Capire chi l’ha prodotta e contaminata non sarebbe difficile: tra Canada e Stati Uniti da oltre vent’anni le merci circolano libere grazie al trattato commerciale North America Free Trade agreement (Nafta), attualmente in rinnovo. Gli Stati Uniti sono, soprattutto in controstagione, i fornitori di oltre il 70% della lattuga consumata in Canada. Basta farsi un giretto su internet per apprendere che Yuma, Arizona, e le sue 93mila anime e svariate migliaia di pendolari che tutti i giorni arrivano da California e Messico, producono il 90% di tutte le verdure a foglia che spuntano negli Stati Uniti da novembre a marzo e servono i consumi interni e le esportazioni. Grazie al fiume Colorado e a un cielo che le vale il Guiness mondiale delle giornate senza nuvole (c’è sole per circa il 95% dell’anno), grandi operatori come Dole detengono il monopolio di ettari e ettari di colture intensive e meccanizzate dove la lattuga viene coltivata, raccolta, lavorata, sciacquata e direttamente impacchettata per la spedizione direttamente nei campi. L’agenzia statunitense per la sicurezza alimentare Fda, quindi, potrebbe tracciare e capire facilmente da dove arriva la lattuga killer e fermarla. «Grazie al Food Safety Modernization Act – sottolineano da Consumers Union – l’Fda avrebbe addirittura l’autorità di ritirarla dal commercio una volta rintracciata, e nel frattempo lanciare un allarme generale». Ma non l’ha fatto, dichiarando di non essere riuscita a risalire alla fonte dell’intossicazione. Non avendoci nemmeno provato, sospettano i consumatori.

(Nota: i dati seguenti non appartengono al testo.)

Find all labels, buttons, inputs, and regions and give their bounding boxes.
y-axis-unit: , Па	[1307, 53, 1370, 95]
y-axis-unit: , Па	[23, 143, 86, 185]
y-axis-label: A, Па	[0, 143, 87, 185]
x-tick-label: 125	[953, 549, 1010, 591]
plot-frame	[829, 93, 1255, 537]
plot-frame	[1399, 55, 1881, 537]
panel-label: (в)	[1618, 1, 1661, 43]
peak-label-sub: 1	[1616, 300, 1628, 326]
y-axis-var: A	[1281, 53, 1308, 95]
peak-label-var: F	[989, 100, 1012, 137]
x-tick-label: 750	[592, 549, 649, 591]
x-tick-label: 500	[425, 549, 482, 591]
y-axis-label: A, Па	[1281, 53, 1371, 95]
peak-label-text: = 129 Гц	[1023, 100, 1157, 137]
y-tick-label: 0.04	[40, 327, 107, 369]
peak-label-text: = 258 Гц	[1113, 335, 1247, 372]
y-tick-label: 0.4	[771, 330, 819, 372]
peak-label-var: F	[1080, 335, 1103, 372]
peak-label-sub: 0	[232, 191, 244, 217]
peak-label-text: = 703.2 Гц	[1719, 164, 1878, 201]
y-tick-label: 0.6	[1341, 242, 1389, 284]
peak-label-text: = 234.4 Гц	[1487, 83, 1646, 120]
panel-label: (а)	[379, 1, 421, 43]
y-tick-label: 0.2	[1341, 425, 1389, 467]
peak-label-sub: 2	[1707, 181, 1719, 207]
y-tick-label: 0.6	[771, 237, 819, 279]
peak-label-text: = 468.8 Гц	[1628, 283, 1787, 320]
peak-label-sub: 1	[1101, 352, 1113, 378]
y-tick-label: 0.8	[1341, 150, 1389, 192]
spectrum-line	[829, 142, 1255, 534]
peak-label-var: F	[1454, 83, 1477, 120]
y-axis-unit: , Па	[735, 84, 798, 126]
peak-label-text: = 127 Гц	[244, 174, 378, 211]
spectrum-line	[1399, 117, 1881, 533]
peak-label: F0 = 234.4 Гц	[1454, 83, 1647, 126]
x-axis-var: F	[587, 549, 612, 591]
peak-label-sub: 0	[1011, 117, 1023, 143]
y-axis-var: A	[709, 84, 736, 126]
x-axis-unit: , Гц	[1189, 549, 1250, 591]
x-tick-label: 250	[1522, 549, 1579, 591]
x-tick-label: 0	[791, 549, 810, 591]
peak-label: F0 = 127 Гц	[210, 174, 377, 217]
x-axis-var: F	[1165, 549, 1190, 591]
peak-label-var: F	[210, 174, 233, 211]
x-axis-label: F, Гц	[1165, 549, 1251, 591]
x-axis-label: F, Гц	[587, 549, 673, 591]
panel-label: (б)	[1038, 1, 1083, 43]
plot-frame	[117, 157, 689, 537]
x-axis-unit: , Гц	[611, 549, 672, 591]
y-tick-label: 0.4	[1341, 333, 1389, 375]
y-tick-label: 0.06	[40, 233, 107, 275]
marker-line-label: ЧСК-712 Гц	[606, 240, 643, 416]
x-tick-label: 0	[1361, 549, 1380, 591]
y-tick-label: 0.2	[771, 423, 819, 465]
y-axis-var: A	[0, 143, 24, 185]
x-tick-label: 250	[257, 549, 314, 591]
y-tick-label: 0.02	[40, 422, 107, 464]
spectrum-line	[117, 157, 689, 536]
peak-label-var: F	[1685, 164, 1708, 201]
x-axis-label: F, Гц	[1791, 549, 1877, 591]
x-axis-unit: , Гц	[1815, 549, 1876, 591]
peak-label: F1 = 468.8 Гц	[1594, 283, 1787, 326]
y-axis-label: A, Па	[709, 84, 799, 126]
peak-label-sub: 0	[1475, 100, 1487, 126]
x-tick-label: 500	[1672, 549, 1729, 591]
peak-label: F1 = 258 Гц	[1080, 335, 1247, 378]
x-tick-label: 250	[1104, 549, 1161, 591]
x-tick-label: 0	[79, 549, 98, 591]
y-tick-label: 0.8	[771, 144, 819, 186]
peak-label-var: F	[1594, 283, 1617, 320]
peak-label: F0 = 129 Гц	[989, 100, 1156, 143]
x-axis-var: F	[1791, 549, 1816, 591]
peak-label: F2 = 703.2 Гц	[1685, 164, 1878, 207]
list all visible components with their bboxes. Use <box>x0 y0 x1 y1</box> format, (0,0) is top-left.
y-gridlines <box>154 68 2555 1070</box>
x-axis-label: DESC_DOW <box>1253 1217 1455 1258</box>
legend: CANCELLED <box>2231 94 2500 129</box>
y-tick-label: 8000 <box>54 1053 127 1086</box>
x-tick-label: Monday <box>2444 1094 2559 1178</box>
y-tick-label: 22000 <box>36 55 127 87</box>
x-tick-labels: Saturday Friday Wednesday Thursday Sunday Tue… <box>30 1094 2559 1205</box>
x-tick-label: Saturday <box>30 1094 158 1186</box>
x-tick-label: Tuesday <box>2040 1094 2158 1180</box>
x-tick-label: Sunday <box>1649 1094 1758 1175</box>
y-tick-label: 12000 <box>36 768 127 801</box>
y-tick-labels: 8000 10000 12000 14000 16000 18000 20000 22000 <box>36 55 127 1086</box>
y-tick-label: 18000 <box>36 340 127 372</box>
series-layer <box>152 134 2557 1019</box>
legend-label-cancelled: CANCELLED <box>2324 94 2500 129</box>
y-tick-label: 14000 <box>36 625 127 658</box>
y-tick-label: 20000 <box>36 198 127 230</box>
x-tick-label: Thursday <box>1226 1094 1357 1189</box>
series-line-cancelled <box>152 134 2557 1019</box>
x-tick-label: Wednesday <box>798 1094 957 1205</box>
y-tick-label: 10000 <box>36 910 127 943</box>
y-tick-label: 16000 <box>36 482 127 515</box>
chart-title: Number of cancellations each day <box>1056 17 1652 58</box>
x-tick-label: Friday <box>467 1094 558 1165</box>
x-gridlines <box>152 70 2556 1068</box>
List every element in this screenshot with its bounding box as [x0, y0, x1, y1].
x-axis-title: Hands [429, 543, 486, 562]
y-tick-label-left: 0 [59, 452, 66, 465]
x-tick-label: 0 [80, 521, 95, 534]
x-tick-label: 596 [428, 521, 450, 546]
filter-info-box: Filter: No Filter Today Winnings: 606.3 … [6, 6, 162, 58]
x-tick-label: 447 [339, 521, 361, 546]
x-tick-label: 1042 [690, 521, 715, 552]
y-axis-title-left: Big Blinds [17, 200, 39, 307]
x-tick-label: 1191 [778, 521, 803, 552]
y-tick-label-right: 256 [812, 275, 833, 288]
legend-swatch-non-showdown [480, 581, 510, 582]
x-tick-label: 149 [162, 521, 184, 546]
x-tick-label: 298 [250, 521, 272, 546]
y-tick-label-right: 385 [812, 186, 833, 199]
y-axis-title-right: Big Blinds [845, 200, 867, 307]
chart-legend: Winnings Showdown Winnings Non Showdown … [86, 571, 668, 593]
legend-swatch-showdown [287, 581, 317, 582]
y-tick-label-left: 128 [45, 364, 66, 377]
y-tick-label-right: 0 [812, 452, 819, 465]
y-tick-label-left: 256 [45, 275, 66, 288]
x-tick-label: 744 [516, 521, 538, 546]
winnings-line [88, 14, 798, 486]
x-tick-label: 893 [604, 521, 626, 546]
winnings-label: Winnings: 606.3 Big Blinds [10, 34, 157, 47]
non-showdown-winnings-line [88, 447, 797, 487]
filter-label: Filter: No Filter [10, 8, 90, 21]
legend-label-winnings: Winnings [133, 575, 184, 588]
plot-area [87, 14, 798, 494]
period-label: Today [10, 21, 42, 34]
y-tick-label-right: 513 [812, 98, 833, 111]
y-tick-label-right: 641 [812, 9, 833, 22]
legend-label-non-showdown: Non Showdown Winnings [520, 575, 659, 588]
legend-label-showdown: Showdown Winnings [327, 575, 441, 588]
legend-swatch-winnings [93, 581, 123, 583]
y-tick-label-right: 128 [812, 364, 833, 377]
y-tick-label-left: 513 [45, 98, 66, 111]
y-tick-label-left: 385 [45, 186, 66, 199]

D’altro canto il Nafta proibisce al Canada di porre agli Usa «restrizioni al commercio oltre un appropriato livello di protezione fitosanitaria». In assenza di un ritiro del prodotto da parte statunitense, dunque, qualsiasi stop all’import di lattuga sarebbe risultato «inappropriato» e il Canada poteva subire un ricorso commerciale presso il meccanismo di arbitrato istituito dal trattato stesso, da parte dell’impresa americana di cui avesse rifiutato la lattuga.

E questo nonostante lo stesso commissario dell’Fda Scott Gottlieb abbia ammesso in un comunicato, proprio nei giorni di natale, che la sua agenzia è «troppo lenta» nel ritirare i prodotti pericolosi, e che i tempi di alcuni di questi procedimenti, fino a tre anni, suscitano «preoccupazioni significative». Parafrasando gli accusatori dello scandalo Watergate: chi comprerebbe una busta di insalata – o un trattato commerciale – da paesi con regole così?